The U.S. House of Representatives' Foreign Relations Committee proposed defunding the new act on the grounds of Pakistan's reluctance on combating militant groups such as the Taliban. It was proposed by Representative Dana Rohrabacher (R-California). The committee, however, vetoed a further amendment which would cut all aid to Pakistan.

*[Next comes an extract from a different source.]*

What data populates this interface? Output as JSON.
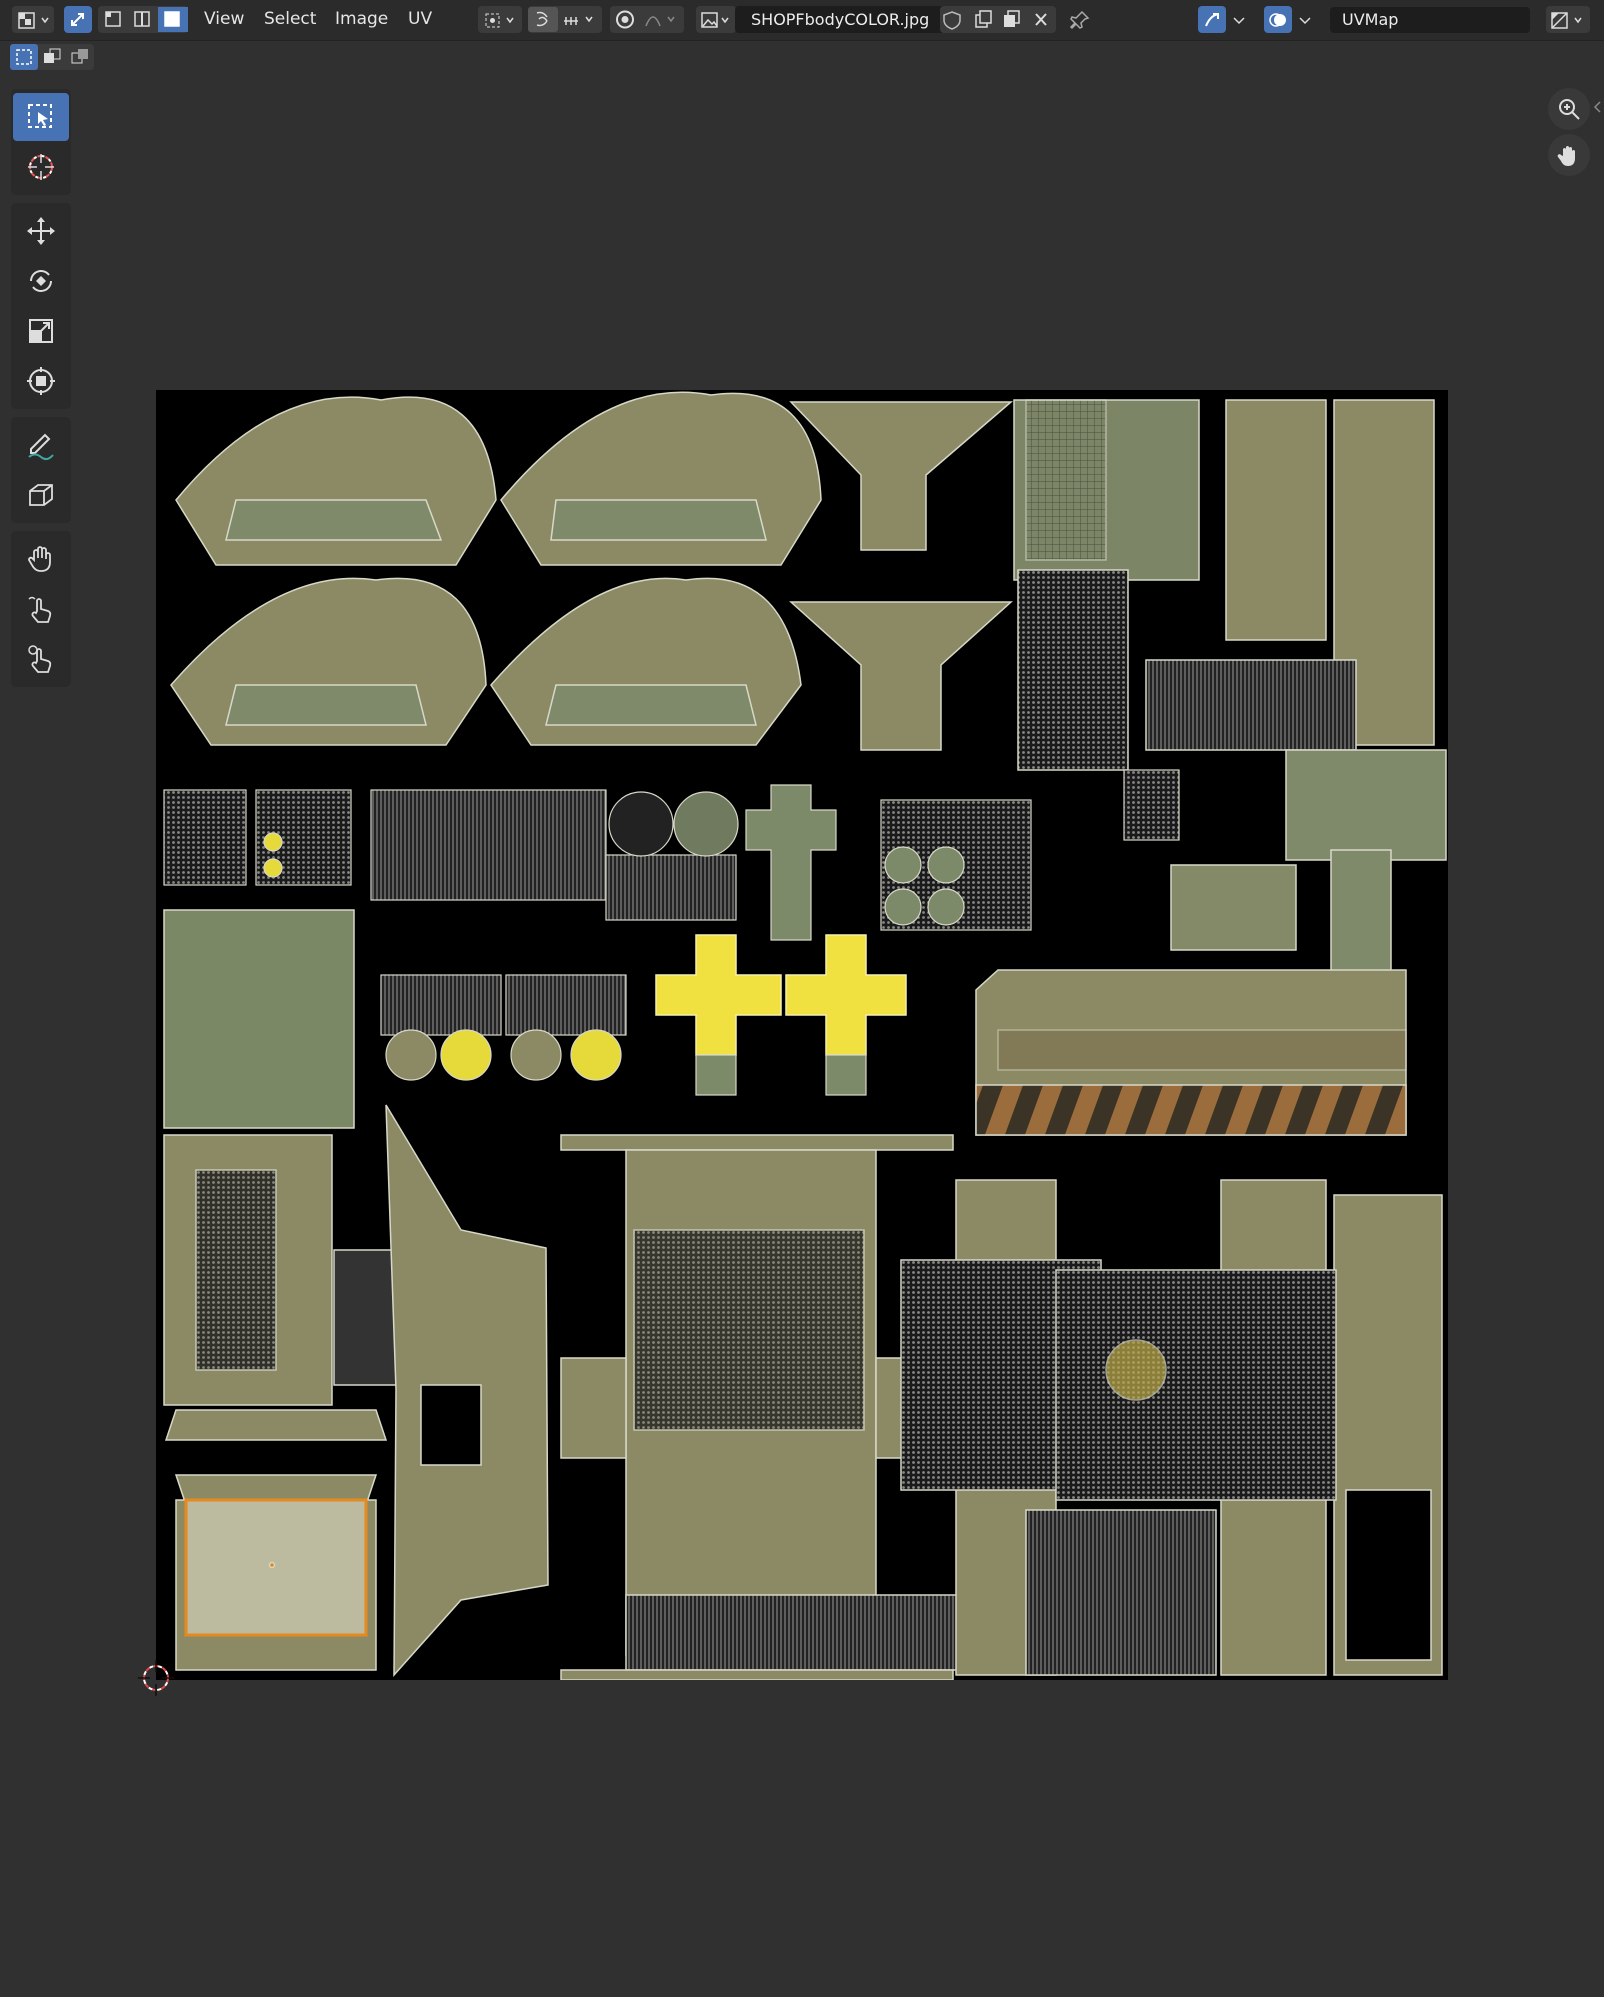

The Pakistani Army contended that the last draft of the Kerry-Lugar Bill they received on September 15, 2009, did not contain the 12 clauses which were added subsequently in the final version being most objectionable and derogatory. Thus on October 20, 2009, when US Senator John Kerry was in Pakistan to celebrate the [miscalculated] American success, his body language was totally exhausted indicating his disappointment during his Islamabad visit where he was having "so much difficulty in trying to give away 7.5 billion dollar aid."
Although he was careful not to express his distress after meeting Pakistani politicians and military leaders, a frustrated Kerry ended up saying: "Take it or leave it; we should not play to cheap galleries here. If you don't want the money, say so. We're not forcing you to take it. We are giving to Pakistan about 7.5 billion dollars aid and also listening its complaints; we can spend this amount in California where it is badly needed."

Middle East Media Research Institute in its report on Kerry-Lugar Bill added the article of Pakistani columnist Farman Nawaz as a reference. According to the report "Debating the Pakistani National Interest over the Kerry-Lugar Bill" Farman Nawaz was the only Pakistani columnist who favoured the bill.